Ürolojik kanserler nelerdir?
Böbrekler, böbrek üstü bezleri, böbreklerin ürettiği idrarın aktığı kanallar, idrar torbası, erkeklerde kadınlardan farklı olarak prostat bezi ve testisleri içeren organların kanserlerine “ürolojik kanserler” denir. Bu kanserlerle ilgilenen bölüme “Üroonkoloji” diyoruz.
Böbrek kanserlerinin görülme sıklığı nedir?
Böbrek kanseri, ürolojik kanserler içerisinde prostat ve idrar torbası kanserinden sonra üçüncü sırada görülüyor. Testis kanserlerinden çok daha sık görülen bir tümördür. Neredeyse 10 bin kişiden birinde böbrek kanseri görülür. Maalesef yılda 30 bin kişiden biri de böbrek kanseri nedeniyle hayatını kaybediyor.
Böbrek kanserinin belirtileri neler?
Böbrek kanseri çok önemli ancak tedavi edilebilir bir sağlık sorunudur.
Günümüzde böbrek kanserleri henüz belirti vermeden başka nedenlerle yapılan görüntüleme tetkikleri sırasında fark edilir.

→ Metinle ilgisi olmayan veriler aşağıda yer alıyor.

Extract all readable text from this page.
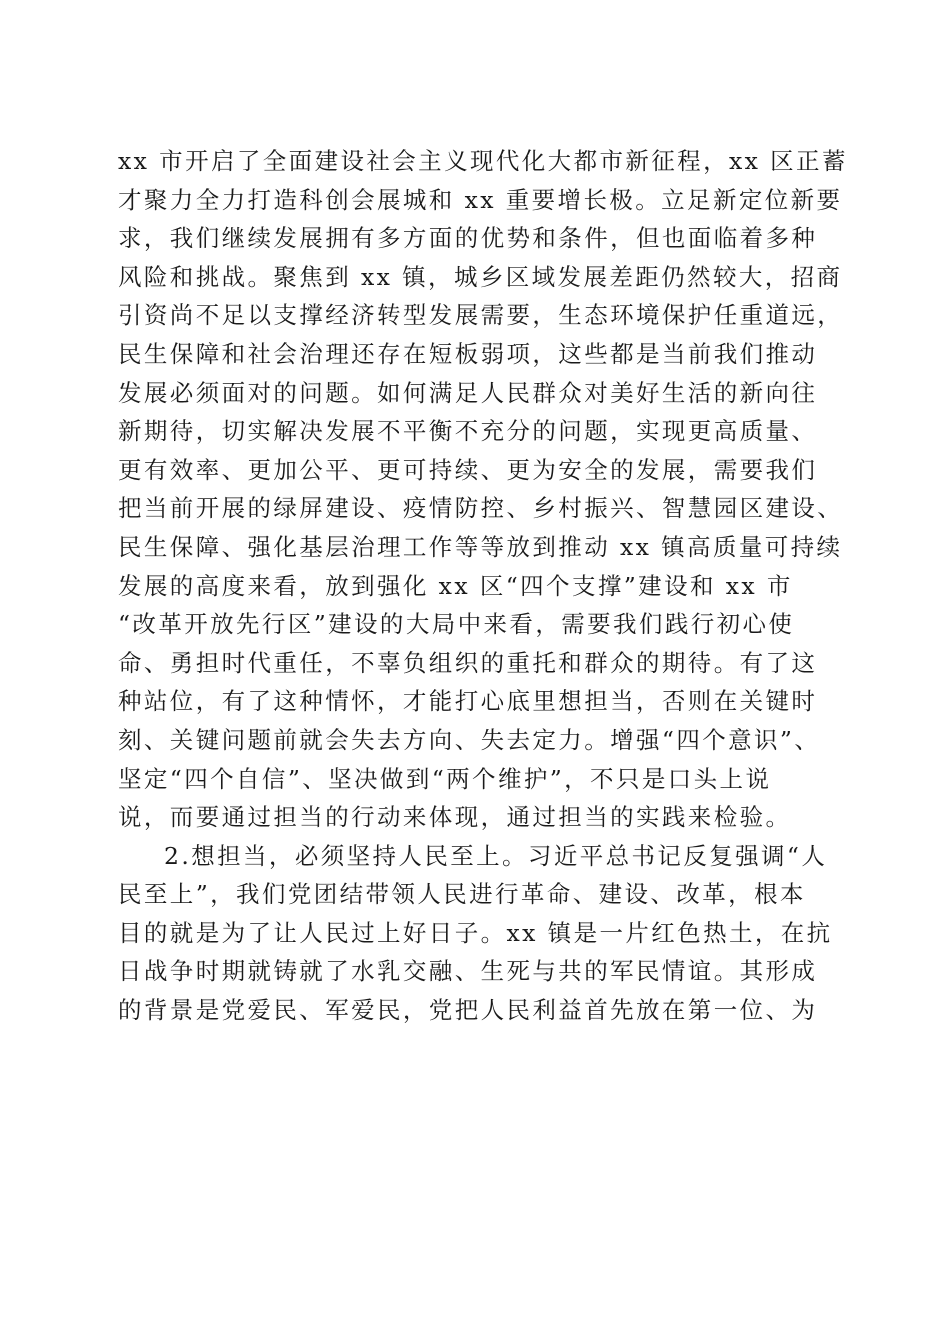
xx 市开启了全面建设社会主义现代化大都市新征程，xx 区正蓄
才聚力全力打造科创会展城和 xx 重要增长极。立足新定位新要
求，我们继续发展拥有多方面的优势和条件，但也面临着多种
风险和挑战。聚焦到 xx 镇，城乡区域发展差距仍然较大，招商
引资尚不足以支撑经济转型发展需要，生态环境保护任重道远，
民生保障和社会治理还存在短板弱项，这些都是当前我们推动
发展必须面对的问题。如何满足人民群众对美好生活的新向往
新期待，切实解决发展不平衡不充分的问题，实现更高质量、
更有效率、更加公平、更可持续、更为安全的发展，需要我们
把当前开展的绿屏建设、疫情防控、乡村振兴、智慧园区建设、
民生保障、强化基层治理工作等等放到推动 xx 镇高质量可持续
发展的高度来看，放到强化 xx 区“四个支撑”建设和 xx 市
“改革开放先行区”建设的大局中来看，需要我们践行初心使
命、勇担时代重任，不辜负组织的重托和群众的期待。有了这
种站位，有了这种情怀，才能打心底里想担当，否则在关键时
刻、关键问题前就会失去方向、失去定力。增强“四个意识”、
坚定“四个自信”、坚决做到“两个维护”，不只是口头上说
说，而要通过担当的行动来体现，通过担当的实践来检验。
2.想担当，必须坚持人民至上。习近平总书记反复强调“人
民至上”，我们党团结带领人民进行革命、建设、改革，根本
目的就是为了让人民过上好日子。xx 镇是一片红色热土，在抗
日战争时期就铸就了水乳交融、生死与共的军民情谊。其形成
的背景是党爱民、军爱民，党把人民利益首先放在第一位、为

Genellikle belirtisi yoktur. Nadiren ağrı, idrarda kanama olabilir.
Böbrek kanserlerinde ağrı ile alarm verme noktası, kanserin çok yol kat etmiş olduğu bir aşamadır. O nedenle böbrek kanserinin olabildiğince erken aşamada yakalanması hem hastanın kanserden hayatını kaybetmesini hem de böbreğin kaybedilmeyip korunarak sadece kanserin alınmasına olanak sağlanan bir durumdur.
İdrarda kan görülmesi böbrek kanseri için işaretçi olabilir. Bunun yanı sıra karında kitle ya da bir sertliğin ele gelmesi de diğer belirtiler arasında yer alır.
Biz başka sebeplerle (karın ağrısı, safra kesesi, sindirim şikayeti gibi sıkıntılar) doktora giden hastalarımızdan istenen ultrason, tomografi ya da MR görüntülemelerinde tesadüfen yakalıyoruz böbrek kanserini. Tümör küçük aşamada olduğunda ise böbrek kanseri tam olarak tedavi edilebiliyor. Bu nedenle böbrek kanserinin belirti vermesini beklemeden düzenli check-up programlarına başvurmak, hastalığın tedavi edilebilecek aşamada yakalanmasına olanak sağlayan bir durum.
Böbrek kanserinin nedenleri nedir?
Böbrek kanserinin nedenleri tam olarak bilinmiyor. Ancak bazı risk faktörleri var. Böbrek kanseri genellikle orta-ileri yaşlarda daha çok karşımıza çıkıyor. Erkeklerde kadınlara göre 2 kat daha fazla görülüyor. Sigara, hipertansiyon, böbrek kanserinin gelişimi ile ilgili olabilir.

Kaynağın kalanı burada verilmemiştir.